关于函数返回指针

Question

I want to clarify something about function returning pointer.

I understand pointer concept but in case of returning from function it is confusing me.

I learnt that when we want to return some data from function we write the type of data in return type for example in case of returning int type of data the return type will be int.

so when we want to return an address of some variable from a function we write return data type to be of some pointer type because memory address point to some sort of memory location that's why the return type is of pointer type what I want to clarify is that now this means that data type of addresses in c++ is of pointer type

Answer 1

This how a general factory function works:

class HobNob;
...
HobNob* CreateHobNob()
{
    return new HobNob();
}
...
HobNob* myHobNob = CreateHobNob();

of course in real life we'd never use bare pointers, but the general idea is we need pointers because we don't want to be passing around HobNob s (which may be huge) but handles (pointers) to one created on the heap.

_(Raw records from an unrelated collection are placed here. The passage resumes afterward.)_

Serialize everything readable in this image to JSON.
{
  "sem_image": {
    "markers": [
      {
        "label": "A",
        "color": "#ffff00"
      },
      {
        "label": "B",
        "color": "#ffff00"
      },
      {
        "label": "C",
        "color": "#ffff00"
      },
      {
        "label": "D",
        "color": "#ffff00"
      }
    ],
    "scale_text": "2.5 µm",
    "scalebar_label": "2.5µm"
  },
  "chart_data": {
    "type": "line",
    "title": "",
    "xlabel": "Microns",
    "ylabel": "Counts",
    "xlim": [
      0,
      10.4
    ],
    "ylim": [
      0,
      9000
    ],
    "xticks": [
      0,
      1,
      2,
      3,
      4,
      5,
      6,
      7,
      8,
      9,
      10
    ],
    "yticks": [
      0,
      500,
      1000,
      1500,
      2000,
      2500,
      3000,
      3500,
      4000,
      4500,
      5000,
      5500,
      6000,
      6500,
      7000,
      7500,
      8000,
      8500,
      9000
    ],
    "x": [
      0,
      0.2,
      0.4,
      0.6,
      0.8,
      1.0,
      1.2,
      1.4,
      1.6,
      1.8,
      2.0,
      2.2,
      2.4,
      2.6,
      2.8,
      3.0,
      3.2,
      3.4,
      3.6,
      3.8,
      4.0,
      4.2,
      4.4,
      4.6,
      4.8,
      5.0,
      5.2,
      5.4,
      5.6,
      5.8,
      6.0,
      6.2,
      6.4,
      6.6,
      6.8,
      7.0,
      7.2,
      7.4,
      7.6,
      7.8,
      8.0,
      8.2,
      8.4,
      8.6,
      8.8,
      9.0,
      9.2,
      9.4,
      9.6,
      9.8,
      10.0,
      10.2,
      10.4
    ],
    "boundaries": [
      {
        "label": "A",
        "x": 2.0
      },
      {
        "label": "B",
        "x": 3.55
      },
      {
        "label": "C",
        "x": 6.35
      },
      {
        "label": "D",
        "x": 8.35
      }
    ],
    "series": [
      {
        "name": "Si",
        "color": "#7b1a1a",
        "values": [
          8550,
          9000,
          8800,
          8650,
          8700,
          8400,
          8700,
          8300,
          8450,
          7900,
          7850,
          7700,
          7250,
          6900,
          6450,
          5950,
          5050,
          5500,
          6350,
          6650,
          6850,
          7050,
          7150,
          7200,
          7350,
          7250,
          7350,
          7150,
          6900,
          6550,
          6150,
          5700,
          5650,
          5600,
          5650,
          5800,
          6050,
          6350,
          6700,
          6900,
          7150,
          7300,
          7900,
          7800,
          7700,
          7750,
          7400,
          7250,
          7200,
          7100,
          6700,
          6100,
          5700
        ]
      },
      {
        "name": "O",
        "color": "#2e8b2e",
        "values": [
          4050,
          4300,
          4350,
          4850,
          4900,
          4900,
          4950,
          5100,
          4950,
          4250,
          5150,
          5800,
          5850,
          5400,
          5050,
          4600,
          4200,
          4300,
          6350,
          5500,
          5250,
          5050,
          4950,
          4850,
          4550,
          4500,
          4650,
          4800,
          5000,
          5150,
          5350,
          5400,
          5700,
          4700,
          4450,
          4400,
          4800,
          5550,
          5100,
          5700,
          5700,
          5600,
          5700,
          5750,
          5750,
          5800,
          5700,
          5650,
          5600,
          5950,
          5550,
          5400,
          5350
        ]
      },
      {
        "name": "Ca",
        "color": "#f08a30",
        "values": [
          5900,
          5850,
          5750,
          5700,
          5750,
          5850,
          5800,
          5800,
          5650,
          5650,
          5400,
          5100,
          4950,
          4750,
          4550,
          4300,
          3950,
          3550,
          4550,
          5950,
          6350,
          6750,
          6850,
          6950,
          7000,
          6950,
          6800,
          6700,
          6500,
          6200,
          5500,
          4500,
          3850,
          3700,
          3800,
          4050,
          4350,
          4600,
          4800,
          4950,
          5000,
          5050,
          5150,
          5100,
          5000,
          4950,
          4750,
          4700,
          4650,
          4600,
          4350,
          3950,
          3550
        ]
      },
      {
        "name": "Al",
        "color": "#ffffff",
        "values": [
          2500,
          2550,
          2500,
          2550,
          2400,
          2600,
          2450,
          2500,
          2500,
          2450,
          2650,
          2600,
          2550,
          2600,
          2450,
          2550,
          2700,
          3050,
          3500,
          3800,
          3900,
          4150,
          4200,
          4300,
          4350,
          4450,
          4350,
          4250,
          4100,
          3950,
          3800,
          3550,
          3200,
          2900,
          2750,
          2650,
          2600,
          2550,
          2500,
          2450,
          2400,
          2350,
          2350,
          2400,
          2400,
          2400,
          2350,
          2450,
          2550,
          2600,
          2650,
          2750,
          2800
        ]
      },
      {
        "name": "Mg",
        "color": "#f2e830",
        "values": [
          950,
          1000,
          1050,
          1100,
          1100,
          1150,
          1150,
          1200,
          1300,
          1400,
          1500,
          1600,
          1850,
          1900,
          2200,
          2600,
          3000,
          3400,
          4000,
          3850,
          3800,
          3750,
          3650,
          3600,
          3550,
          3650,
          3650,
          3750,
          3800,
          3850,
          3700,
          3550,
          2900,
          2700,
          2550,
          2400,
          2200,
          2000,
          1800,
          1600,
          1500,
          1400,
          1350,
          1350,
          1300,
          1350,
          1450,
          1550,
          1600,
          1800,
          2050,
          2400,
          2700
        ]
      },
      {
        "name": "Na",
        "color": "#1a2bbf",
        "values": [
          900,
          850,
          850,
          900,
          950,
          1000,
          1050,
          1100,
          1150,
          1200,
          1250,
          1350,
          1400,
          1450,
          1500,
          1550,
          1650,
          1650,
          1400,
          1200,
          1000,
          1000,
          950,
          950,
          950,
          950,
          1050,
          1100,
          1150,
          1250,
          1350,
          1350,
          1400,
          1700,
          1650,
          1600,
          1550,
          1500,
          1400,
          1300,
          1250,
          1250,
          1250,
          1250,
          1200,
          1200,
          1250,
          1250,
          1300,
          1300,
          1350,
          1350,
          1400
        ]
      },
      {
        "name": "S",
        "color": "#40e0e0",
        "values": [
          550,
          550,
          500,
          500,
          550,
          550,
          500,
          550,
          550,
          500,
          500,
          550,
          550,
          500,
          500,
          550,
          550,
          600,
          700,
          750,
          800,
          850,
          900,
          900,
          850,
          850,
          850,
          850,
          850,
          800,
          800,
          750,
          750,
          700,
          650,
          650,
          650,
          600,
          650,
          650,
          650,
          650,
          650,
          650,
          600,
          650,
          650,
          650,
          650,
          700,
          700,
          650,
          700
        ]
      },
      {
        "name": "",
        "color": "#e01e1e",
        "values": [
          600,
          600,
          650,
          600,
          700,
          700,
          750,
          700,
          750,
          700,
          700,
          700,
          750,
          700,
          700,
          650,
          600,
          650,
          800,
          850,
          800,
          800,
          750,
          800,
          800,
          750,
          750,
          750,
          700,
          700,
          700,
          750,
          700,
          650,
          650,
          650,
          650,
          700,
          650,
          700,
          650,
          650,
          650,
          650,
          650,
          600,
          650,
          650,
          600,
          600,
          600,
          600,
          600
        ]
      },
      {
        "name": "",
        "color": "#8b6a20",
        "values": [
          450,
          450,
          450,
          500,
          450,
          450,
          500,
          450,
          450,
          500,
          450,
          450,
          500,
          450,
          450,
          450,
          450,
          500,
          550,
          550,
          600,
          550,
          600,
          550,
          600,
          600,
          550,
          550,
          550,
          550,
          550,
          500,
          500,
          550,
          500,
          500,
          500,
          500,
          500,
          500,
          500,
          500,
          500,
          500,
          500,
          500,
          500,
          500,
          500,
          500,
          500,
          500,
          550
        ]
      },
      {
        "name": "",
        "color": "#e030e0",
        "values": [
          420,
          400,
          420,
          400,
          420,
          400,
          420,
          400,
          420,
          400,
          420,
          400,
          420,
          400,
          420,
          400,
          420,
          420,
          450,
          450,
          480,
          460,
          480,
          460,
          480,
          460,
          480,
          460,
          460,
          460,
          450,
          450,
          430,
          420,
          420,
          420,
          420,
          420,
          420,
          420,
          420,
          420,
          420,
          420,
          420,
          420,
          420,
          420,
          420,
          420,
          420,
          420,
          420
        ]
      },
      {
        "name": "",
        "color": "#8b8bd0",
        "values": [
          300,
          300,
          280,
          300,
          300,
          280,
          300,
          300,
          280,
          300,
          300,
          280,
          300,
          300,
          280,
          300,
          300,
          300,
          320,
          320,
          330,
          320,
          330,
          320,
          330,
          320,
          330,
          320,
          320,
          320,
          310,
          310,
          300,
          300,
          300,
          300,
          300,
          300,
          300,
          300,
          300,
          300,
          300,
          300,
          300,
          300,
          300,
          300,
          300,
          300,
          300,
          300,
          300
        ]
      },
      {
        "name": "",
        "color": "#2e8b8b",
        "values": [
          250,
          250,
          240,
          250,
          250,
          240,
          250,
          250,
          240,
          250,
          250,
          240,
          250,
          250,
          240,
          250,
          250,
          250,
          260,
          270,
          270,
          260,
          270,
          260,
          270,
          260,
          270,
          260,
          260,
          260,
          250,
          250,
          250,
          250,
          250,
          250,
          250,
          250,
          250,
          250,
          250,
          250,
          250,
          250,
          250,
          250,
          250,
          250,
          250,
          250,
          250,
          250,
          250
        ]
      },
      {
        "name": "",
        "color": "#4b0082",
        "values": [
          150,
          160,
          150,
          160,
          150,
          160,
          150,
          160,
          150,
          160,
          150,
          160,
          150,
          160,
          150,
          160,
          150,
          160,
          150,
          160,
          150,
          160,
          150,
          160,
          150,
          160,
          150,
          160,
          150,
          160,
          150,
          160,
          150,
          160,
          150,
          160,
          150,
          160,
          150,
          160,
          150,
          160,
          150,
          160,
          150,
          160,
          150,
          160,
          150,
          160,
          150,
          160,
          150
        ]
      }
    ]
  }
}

We can now also fully control its lifecycle.

Answer 2

A function that returns a pointer looks something like this:

int* foo()
{
    // some code
    return intPointer; // assuming intPointer is of type int*
}

or

int* foo()
{
    // some code
    return new int; // return a newly created integer
}

If your function is supposed to create a new object of a type and return it.

or

int* foo()
{
    int* arr = new int[10]; // create an array dynamically
    // some code
    return arr; // return an array
}

If your function is supposed to return some array.

Obviously, you can change int with any data type you want.

Also, as someone else pointed out it is not good idea to return the address of a local variable to outside of the function, so you would have to define the local variable as a static variable if you want to do that, otherwise it's undefined behaviour.